After some haphazard reading I figured I could get a JanusGraph-HBase table with an empty blockcache by taking a snapshot from my table and creating a clone from the snapshot. However, this clone is inititally still based on the store files from the original table and the blockcache will serve requests for both the original and cloned tables from the same blockcache items.

Next trial was to run a major compaction on the cloned table. This should rewrite the store files if they can be compacted, resulting in the blockcache not longer recognizing that rows from the original and cloned tables are identical. However, this move did not do anything to my response time measurements. Apparently, the major compaction process decided that my storefiles were fine already and it challenged me to take more drastic measures. This brought me to lower the MAX_FILESIZE attribute of the cloned table, The complete procedure in the hbase shell looks as follows:
> snapshot 'some_table', 'some_table_shot'
> clone_snapshot 'some_table_shot', 'cloned_table'
> alter 'cloned_table', MAX_FILESIZE => '536870912'
> major_compact 'cloned_table'

Now, I finally got the response time measurements presented earlier. While writing this, I realize that these figures still look as if the storefile measurements are somewhat contaminated by blockcache hits, although they do not conflict with figures mentioned elsewhere.

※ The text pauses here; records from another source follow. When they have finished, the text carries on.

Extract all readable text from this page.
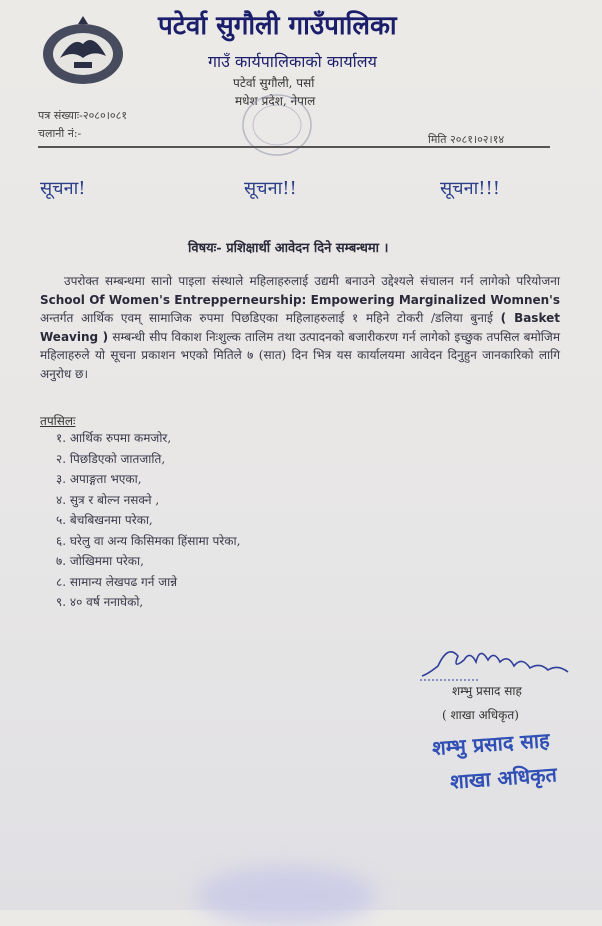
पटेर्वा सुगौली गाउँपालिका
गाउँ कार्यपालिकाको कार्यालय
पटेर्वा सुगौली, पर्सा
मधेश प्रदेश, नेपाल
पत्र संख्याः-२०८०।०८१
चलानी नं:-	मिति २०८१।०२।१४
सूचना!	सूचना!!	सूचना!!!
विषयः- प्रशिक्षार्थी आवेदन दिने सम्बन्धमा ।
  उपरोक्त सम्बन्धमा सानो पाइला संस्थाले महिलाहरुलाई उद्यमी बनाउने उद्देश्यले संचालन गर्न लागेको परियोजना School Of Women's Entrepperneurship: Empowering Marginalized Womnen's अन्तर्गत आर्थिक एवम् सामाजिक रुपमा पिछडिएका महिलाहरुलाई १ महिने टोकरी /डलिया बुनाई ( Basket Weaving ) सम्बन्धी सीप विकाश निःशुल्क तालिम तथा उत्पादनको बजारीकरण गर्न लागेको इच्छुक तपसिल बमोजिम महिलाहरुले यो सूचना प्रकाशन भएको मितिले ७ (सात) दिन भित्र यस कार्यालयमा आवेदन दिनुहुन जानकारिको लागि अनुरोध छ।
तपसिलः
१. आर्थिक रुपमा कमजोर,
२. पिछडिएको जातजाति,
३. अपाङ्गता भएका,
४. सुत्र र बोल्न नसक्ने ,
५. बेचबिखनमा परेका,
६. घरेलु वा अन्य किसिमका हिंसामा परेका,
७. जोखिममा परेका,
८. सामान्य लेखपढ गर्न जान्ने
९. ४० वर्ष ननाघेको,
शम्भु प्रसाद साह
( शाखा अधिकृत)
शम्भु प्रसाद साह
शाखा अधिकृत
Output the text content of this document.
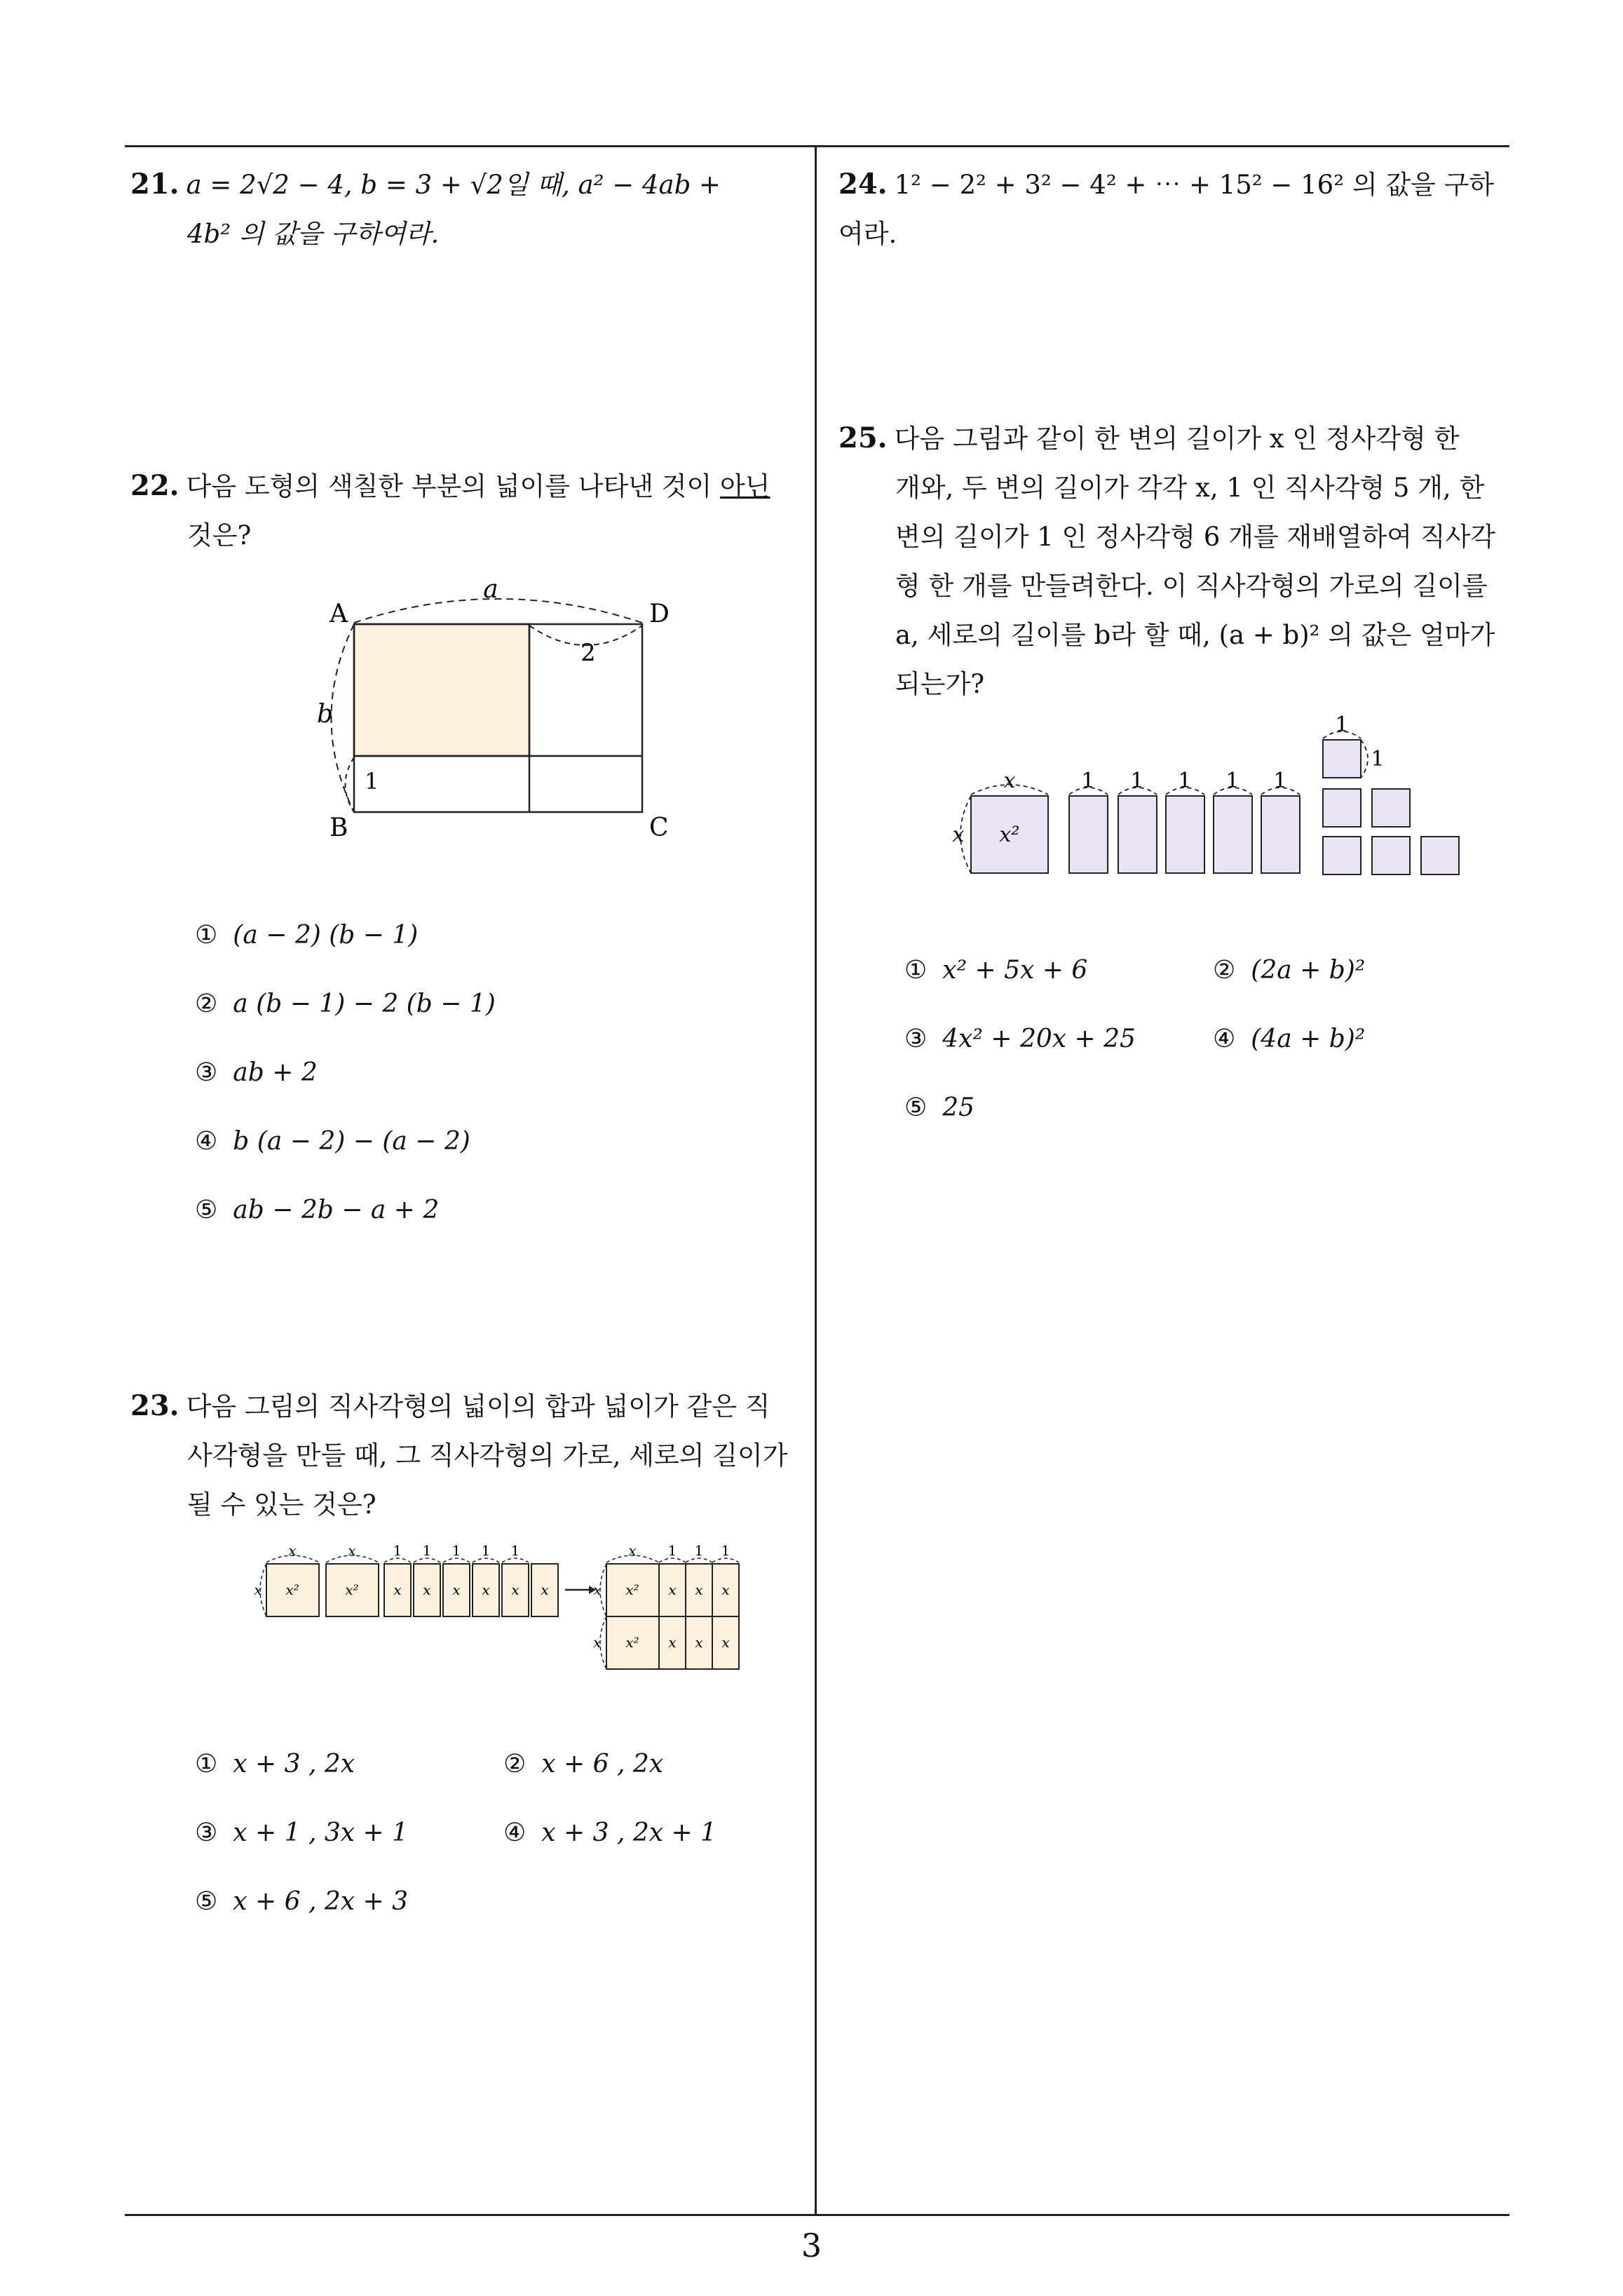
21. a = 2√2 − 4, b = 3 + √2일 때, a² − 4ab +
4b² 의 값을 구하여라.
22. 다음 도형의 색칠한 부분의 넓이를 나타낸 것이 아닌
것은?
a
A	D
2
b
1
B	C
① (a − 2) (b − 1)
② a (b − 1) − 2 (b − 1)
③ ab + 2
④ b (a − 2) − (a − 2)
⑤ ab − 2b − a + 2
23. 다음 그림의 직사각형의 넓이의 합과 넓이가 같은 직
사각형을 만들 때, 그 직사각형의 가로, 세로의 길이가
될 수 있는 것은?
x	x	1 1 1 1 1
x x²	x² x x x x x x
x 1 1 1
x
x
x²
x²
x x x
x x x
① x + 3 , 2x	② x + 6 , 2x
③ x + 1 , 3x + 1	④ x + 3 , 2x + 1
⑤ x + 6 , 2x + 3
24. 1² − 2² + 3² − 4² + ⋯ + 15² − 16² 의 값을 구하여라.
25. 다음 그림과 같이 한 변의 길이가 x 인 정사각형 한
개와, 두 변의 길이가 각각 x, 1 인 직사각형 5 개, 한
변의 길이가 1 인 정사각형 6 개를 재배열하여 직사각
형 한 개를 만들려한다. 이 직사각형의 가로의 길이를
a, 세로의 길이를 b라 할 때, (a + b)² 의 값은 얼마가
되는가?
x
x x²
1 1 1 1 1
1
1
① x² + 5x + 6	② (2a + b)²
③ 4x² + 20x + 25	④ (4a + b)²
⑤ 25
3
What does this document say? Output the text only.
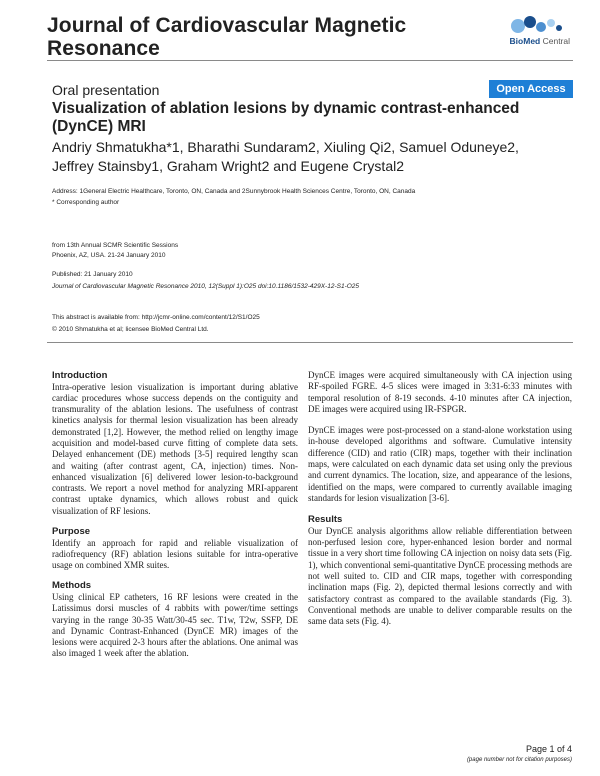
Journal of Cardiovascular Magnetic
Resonance	BioMed Central
Oral presentation	Open Access
Visualization of ablation lesions by dynamic contrast-enhanced
(DynCE) MRI
Andriy Shmatukha*1, Bharathi Sundaram2, Xiuling Qi2, Samuel Oduneye2,
Jeffrey Stainsby1, Graham Wright2 and Eugene Crystal2
Address: 1General Electric Healthcare, Toronto, ON, Canada and 2Sunnybrook Health Sciences Centre, Toronto, ON, Canada
* Corresponding author
from 13th Annual SCMR Scientific Sessions
Phoenix, AZ, USA. 21-24 January 2010
Published: 21 January 2010
Journal of Cardiovascular Magnetic Resonance 2010, 12(Suppl 1):O25 doi:10.1186/1532-429X-12-S1-O25
This abstract is available from: http://jcmr-online.com/content/12/S1/O25
© 2010 Shmatukha et al; licensee BioMed Central Ltd.
Introduction
Intra-operative lesion visualization is important during ablative cardiac procedures whose success depends on the contiguity and transmurality of the ablation lesions. The usefulness of contrast kinetics analysis for thermal lesion visualization has been already demonstrated [1,2]. However, the method relied on lengthy image acquisition and model-based curve fitting of complete data sets. Delayed enhancement (DE) methods [3-5] required lengthy scan and waiting (after contrast agent, CA, injection) times. Non-enhanced visualization [6] delivered lower lesion-to-background contrasts. We report a novel method for analyzing MRI-apparent contrast uptake dynamics, which allows robust and quick visualization of RF lesions.
Purpose
Identify an approach for rapid and reliable visualization of radiofrequency (RF) ablation lesions suitable for intra-operative usage on combined XMR suites.
Methods
Using clinical EP catheters, 16 RF lesions were created in the Latissimus dorsi muscles of 4 rabbits with power/time settings varying in the range 30-35 Watt/30-45 sec. T1w, T2w, SSFP, DE and Dynamic Contrast-Enhanced (DynCE MR) images of the lesions were acquired 2-3 hours after the ablations. One animal was also imaged 1 week after the ablation.

DynCE images were acquired simultaneously with CA injection using RF-spoiled FGRE. 4-5 slices were imaged in 3:31-6:33 minutes with temporal resolution of 8-19 seconds. 4-10 minutes after CA injection, DE images were acquired using IR-FSPGR.

DynCE images were post-processed on a stand-alone workstation using in-house developed algorithms and software. Cumulative intensity difference (CID) and ratio (CIR) maps, together with their inclination maps, were calculated on each dynamic data set using only the previous and current dynamics. The location, size, and appearance of the lesions, identified on the maps, were compared to currently available imaging standards for lesion visualization [3-6].

Results
Our DynCE analysis algorithms allow reliable differentiation between non-perfused lesion core, hyper-enhanced lesion border and normal tissue in a very short time following CA injection on noisy data sets (Fig. 1), which conventional semi-quantitative DynCE processing methods are not well suited to. CID and CIR maps, together with corresponding inclination maps (Fig. 2), depicted thermal lesions correctly and with satisfactory contrast as compared to the available standards (Fig. 3). Conventional methods are unable to deliver comparable results on the same data sets (Fig. 4).
Page 1 of 4
(page number not for citation purposes)
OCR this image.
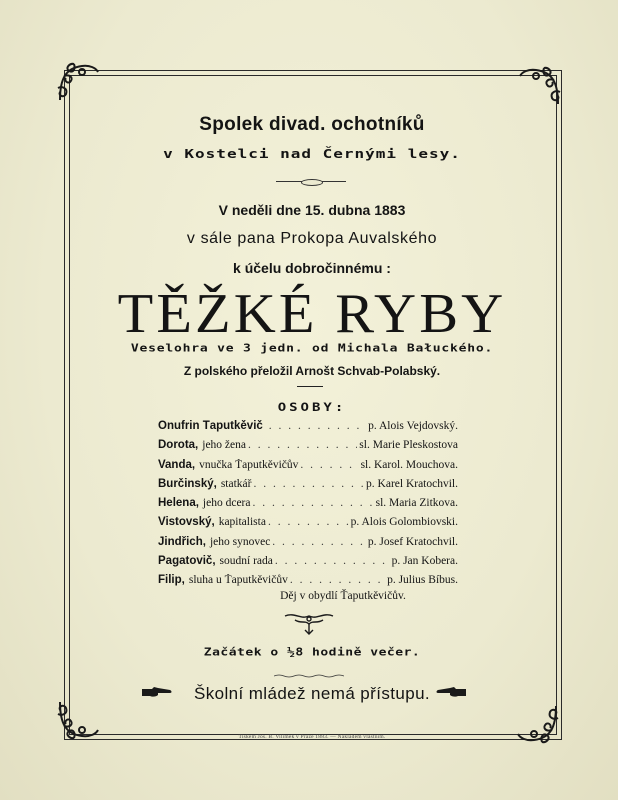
Spolek divad. ochotníků
v Kostelci nad Černými lesy.
V neděli dne 15. dubna 1883
v sále pana Prokopa Auvalského
k účelu dobročinnému :
TĚŽKÉ RYBY
Veselohra ve 3 jedn. od Michala Bałuckého.
Z polského přeložil Arnošt Schvab-Polabský.
OSOBY:
Onufrin Ťaputkěvič . . .	p. Alois Vejdovský.
Dorota, jeho žena . . .	sl. Marie Pleskostova
Vanda, vnučka Ťaputkěvičův . . .	sl. Karol. Mouchova.
Burčinský, statkář . . .	p. Karel Kratochvil.
Helena, jeho dcera . . .	sl. Maria Zitkova.
Vistovský, kapitalista . . .	p. Alois Golombiovski.
Jindřich, jeho synovec . . .	p. Josef Kratochvil.
Pagatovič, soudní rada . . .	p. Jan Kobera.
Filip, sluha u Ťaputkěvičův . . .	p. Julius Bíbus.
Děj v obydlí Ťaputkěvičův.
Začátek o ½8 hodině večer.
Školní mládež nemá přístupu.
Tiskem Jos. B. Vilímek v Praze 1883. — Nákladem vlastním.
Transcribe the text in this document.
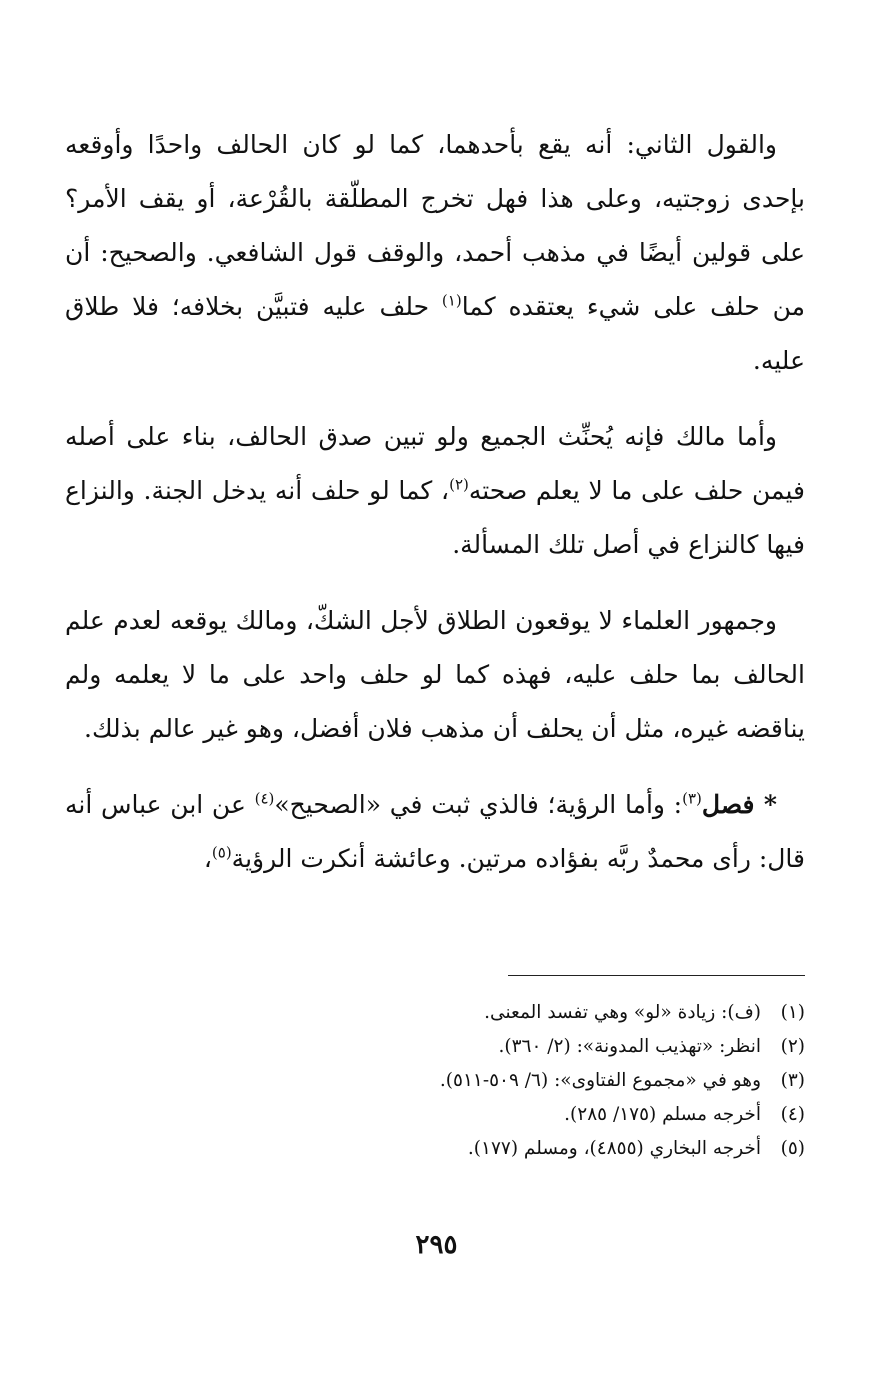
والقول الثاني: أنه يقع بأحدهما، كما لو كان الحالف واحدًا وأوقعه بإحدى زوجتيه، وعلى هذا فهل تخرج المطلّقة بالقُرْعة، أو يقف الأمر؟ على قولين أيضًا في مذهب أحمد، والوقف قول الشافعي. والصحيح: أن من حلف على شيء يعتقده كما$^{(١)}$ حلف عليه فتبيَّن بخلافه؛ فلا طلاق عليه.

وأما مالك فإنه يُحنِّث الجميع ولو تبين صدق الحالف، بناء على أصله فيمن حلف على ما لا يعلم صحته$^{(٢)}$، كما لو حلف أنه يدخل الجنة. والنزاع فيها كالنزاع في أصل تلك المسألة.

وجمهور العلماء لا يوقعون الطلاق لأجل الشكّ، ومالك يوقعه لعدم علم الحالف بما حلف عليه، فهذه كما لو حلف واحد على ما لا يعلمه ولم يناقضه غيره، مثل أن يحلف أن مذهب فلان أفضل، وهو غير عالم بذلك.

* فصل$^{(٣)}$: وأما الرؤية؛ فالذي ثبت في «الصحيح»$^{(٤)}$ عن ابن عباس أنه قال: رأى محمدٌ ربَّه بفؤاده مرتين. وعائشة أنكرت الرؤية$^{(٥)}$،

(١)(ف): زيادة «لو» وهي تفسد المعنى.
(٢)انظر: «تهذيب المدونة»: (٢/ ٣٦٠).
(٣)وهو في «مجموع الفتاوى»: (٦/ ٥٠٩-٥١١).
(٤)أخرجه مسلم (١٧٥/ ٢٨٥).
(٥)أخرجه البخاري (٤٨٥٥)، ومسلم (١٧٧).
٢٩٥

Unexpectedly, the major compaction with a new, smaller MAX_FILESIZE gave me a bonus. Apparently, this forced rewrite also restored data locality at the region servers as it should have done in the first place. Measurements before the compaction looked as in the figure below.
Response times for rows not in the HBase blockcache, before major compaction

Conclusions

Understanding reponse times for single vertex queries in JanusGraph-HBase requires careful scrutiny.

Major compactions on HBase tables seem unsufficiently documented and can be tweaked with some perseverence. Of course, lowering MAX_FILESIZE on a regular basis is not a winning procedure for production tables (although you could preceed it with a number of forced region merges), but it is practical for the baseline measurements presented in this blog.